This argument has serious weaknesses, both in its discussion of the relative merits of hunting- vs photo-tourism and, more importantly, how it frames the question facing decisionmakers around these options.
It correctly notes that in very high potential wildlife tourism areas, non-consumptive tourism clearly is a better option and out-competes trophy hunting in economic terms. This is a point often overlooked in the arguments of the hunting sector. This has been found in Namibia, for example, where phototourism generates greater economic returns than hunting for some (not all) communal conservancies, and overall generates overall a greater share of benefits for communities than hunting. Note that the economics of the two are not static, and in some areas (e.g. some parts of Tanzania), tourism has gradually become more profitable and competitive over a larger area of state and communal land in recent decades (notwithstanding the governance issues that limit landholders’ actual returns from either hunting or phototourism in this and other countries). Of course, economic drivers can easily move the other way too – political instability in Zimbabwe over recent decades caused tourism to crash, while hunting tourists continued to visit.
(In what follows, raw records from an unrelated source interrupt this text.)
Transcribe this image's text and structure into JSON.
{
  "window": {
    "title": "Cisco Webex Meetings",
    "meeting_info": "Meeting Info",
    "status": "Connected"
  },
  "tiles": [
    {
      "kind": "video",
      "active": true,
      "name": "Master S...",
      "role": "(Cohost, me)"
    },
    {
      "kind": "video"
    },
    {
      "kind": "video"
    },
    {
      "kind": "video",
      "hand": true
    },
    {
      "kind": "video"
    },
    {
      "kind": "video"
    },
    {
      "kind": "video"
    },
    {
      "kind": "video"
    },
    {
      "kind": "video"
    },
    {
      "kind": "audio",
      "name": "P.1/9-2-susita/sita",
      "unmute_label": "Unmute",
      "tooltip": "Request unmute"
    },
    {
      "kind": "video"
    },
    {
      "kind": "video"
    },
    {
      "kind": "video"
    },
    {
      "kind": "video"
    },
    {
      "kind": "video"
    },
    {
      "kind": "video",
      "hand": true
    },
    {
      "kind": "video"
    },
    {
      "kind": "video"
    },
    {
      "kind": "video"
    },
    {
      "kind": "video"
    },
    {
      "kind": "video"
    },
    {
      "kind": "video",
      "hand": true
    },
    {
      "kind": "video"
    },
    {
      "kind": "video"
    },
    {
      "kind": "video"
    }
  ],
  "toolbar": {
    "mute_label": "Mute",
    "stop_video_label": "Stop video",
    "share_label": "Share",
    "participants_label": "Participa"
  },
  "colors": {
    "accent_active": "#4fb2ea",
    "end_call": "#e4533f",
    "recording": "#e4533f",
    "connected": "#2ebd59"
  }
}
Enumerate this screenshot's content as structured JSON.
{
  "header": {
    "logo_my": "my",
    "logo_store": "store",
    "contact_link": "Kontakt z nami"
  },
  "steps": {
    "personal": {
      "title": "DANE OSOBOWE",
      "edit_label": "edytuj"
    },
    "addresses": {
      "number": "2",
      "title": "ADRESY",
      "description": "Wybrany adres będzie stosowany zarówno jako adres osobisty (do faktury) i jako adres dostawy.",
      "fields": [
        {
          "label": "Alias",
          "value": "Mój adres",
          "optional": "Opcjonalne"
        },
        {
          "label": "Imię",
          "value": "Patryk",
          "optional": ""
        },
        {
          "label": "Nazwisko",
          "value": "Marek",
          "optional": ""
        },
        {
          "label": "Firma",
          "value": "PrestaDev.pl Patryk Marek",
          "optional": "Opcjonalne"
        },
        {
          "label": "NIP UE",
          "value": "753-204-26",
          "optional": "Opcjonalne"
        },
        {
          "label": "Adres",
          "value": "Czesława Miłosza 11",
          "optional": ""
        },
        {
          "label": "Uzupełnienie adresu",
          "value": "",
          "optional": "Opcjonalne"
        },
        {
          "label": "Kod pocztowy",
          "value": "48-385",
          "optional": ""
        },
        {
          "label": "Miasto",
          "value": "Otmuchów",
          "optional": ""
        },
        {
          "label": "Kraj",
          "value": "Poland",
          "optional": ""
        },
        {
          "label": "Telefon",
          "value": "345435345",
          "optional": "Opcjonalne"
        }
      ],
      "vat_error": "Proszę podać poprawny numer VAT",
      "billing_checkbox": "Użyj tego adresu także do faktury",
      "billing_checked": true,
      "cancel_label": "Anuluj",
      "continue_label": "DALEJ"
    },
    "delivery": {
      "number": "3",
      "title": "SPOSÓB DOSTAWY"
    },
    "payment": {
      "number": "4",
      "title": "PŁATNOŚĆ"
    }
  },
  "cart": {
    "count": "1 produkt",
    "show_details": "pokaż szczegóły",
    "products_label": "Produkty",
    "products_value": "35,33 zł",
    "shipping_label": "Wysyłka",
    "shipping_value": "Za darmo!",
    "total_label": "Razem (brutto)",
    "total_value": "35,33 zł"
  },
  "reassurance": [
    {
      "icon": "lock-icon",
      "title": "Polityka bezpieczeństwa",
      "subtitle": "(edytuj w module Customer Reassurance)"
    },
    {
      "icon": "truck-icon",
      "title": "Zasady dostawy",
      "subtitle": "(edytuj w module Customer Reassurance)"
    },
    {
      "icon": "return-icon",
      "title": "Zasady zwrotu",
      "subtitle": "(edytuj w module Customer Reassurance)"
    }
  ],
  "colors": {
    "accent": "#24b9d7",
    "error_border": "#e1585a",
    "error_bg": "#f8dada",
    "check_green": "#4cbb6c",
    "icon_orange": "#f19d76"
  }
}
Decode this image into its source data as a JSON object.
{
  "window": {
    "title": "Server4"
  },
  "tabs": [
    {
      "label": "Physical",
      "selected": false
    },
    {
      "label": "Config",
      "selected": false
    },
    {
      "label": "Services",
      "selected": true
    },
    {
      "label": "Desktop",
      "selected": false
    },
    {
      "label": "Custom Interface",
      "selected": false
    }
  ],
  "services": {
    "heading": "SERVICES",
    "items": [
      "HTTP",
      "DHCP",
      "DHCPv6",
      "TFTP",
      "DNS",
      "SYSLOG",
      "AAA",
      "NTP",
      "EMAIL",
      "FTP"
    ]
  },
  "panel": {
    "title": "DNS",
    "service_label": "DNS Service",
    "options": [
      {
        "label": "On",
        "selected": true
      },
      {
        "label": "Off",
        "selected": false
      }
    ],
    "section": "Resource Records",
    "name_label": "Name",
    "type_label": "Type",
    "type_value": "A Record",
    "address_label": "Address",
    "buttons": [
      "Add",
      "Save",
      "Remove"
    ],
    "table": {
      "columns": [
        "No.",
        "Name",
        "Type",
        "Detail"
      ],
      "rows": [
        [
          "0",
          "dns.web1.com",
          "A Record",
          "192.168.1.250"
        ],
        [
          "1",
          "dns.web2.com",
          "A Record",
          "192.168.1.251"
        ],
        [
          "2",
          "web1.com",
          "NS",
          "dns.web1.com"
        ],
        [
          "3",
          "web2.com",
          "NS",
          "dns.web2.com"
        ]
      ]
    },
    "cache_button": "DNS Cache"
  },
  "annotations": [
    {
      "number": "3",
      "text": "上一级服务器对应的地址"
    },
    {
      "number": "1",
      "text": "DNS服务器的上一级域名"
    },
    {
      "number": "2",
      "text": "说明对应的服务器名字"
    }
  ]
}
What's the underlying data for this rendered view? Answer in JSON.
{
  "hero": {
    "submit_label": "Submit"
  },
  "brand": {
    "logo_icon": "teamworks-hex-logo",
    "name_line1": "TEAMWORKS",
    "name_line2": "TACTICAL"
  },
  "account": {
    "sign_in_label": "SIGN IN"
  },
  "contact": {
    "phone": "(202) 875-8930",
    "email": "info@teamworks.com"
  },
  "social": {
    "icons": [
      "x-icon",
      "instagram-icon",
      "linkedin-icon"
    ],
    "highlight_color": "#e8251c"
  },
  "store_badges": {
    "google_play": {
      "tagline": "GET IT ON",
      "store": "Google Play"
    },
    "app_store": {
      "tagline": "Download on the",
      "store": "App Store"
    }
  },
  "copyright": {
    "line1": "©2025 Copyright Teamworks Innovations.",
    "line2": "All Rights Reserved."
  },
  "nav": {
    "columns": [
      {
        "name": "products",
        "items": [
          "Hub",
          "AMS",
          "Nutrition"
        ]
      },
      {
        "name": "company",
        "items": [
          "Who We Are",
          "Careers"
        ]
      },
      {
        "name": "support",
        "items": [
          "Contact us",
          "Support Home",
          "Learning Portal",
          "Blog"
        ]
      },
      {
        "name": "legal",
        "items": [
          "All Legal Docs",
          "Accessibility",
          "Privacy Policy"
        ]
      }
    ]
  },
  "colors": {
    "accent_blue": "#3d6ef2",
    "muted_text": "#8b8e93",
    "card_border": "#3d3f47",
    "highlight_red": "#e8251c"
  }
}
However, a critical point overlooked by Mr Joubert is that the economic advantage of tourism is limited to an uncertain but highly limited proportion of the wildlife area in sub-Saharan Africa. This applies primarily to up market photo-tourism camps that are located within highly protected areas, such as national parks or private conservation areas, with particularly attractive features, such as exceptionally scenic landscapes. Even in many or most of these areas tourism is not economically viable, and flourishes only due to external philanthropic investment. Importantly, there are vast areas of the conservation estate with very low potential for photo-tourism, due to lack of infrastructure, boring/inhospitable topography (e.g. miles of flat, featureless scrub), low or unremarkable densities of wildlife, etc. In these areas hunting can generate revenues that tourism cannot, and hunting is much more flexible and resilient to political turmoil. One particular dynamic left out of Mr Joubert’s analysis is that only rarely are high value tourism areas located in the multiple use areas where communities also make their living, such as Game Management Areas, Wildlife Management Areas, Forest Areas or Safari Areas. Here management regimes often have to deal with conflicting human and livestock land use practices. High end photo-tourism camps are shielded from these influences. But it is in these areas that hunting operations are generally to be found and have to bear the costs of conserving the wildlife. Further, even where photo-tourism could be viable, wildlife is often highly depleted, and hunting can generate revenue for conservation from these populations and allow them to recover to the point where photo-tourism becomes viable. This has been the trajectory followed by a number of communal conservancies in Namibia.
More broadly and more importantly, however, it is very disappointing to see here the perpetuation of an unproductive and polarised debate that is a distraction from the real conservation issues. In reality, some areas are well suited to photo-tourism and can generate meaningful revenues from it alone. Some have virtually no tourism potential and must rely on hunting if wildlife is to remain a competitive land use against the ever more intense pressures of agriculture and encroachment. In many areas, both photo-and hunting-tourism are viable and complementary land uses, and indeed both may be necessary to make wildlife competitive (as in many communal conservancies in Namibia – see Naidoo et al 2016). It is clearly possible to first take thousands of photographs of a lion, for example, and then raise additional income for conservation and communities through trophy hunting at the end of the animal’s natural life (e.g. a hunter removes an old male lion instead of it being killed by another lion). Communities also often want the tangible benefits of meat. There is a critical role for both hunting and tourism.
As this unproductive debate rages on, Rome is burning. Across Africa, wildlife is rapidly being displaced by livestock or depleted by uncontrolled illegal hunting. The real conflict is between developing economically viable enterprises on natural habitats that derive their value from wild species versus conversion of these habitats to crops and livestock. This is the fight we are losing in most countries, including very badly in some countries that rely solely on photo-tourism.
We urge people involved in this discussion to recognise the realities of this debate and strive to maximise the conservation effectiveness of hunting, tourism, and other approaches according to local context. While both hunting and photo tourism have shown outstanding successes in conserving wildlife in certain cases, neither is a panacea. Both have impacts, and there are many examples of each failing to live up to its potential for conservation – as well as failing to adequately recognise the rights of and to return adequate benefits to the local communities who live with wildlife and who will largely determine its fate. We call on both sides in this debate to enter a more constructive discussion: how can we realistically support a future where many and varied incentives encourage landholders to tolerate, steward and protect wildlife on their lands? How can we move toward a future where African societies and rural communities will be willing to invest the vast amount of land and revenue needed to protect and conserve wildlife?
Let’s start with a cease-fire between the tourism and hunting factions, in order to work collectively to deal with the real crisis. Without this, we risk a future where there is no wildlife left outside of protected areas to conserve.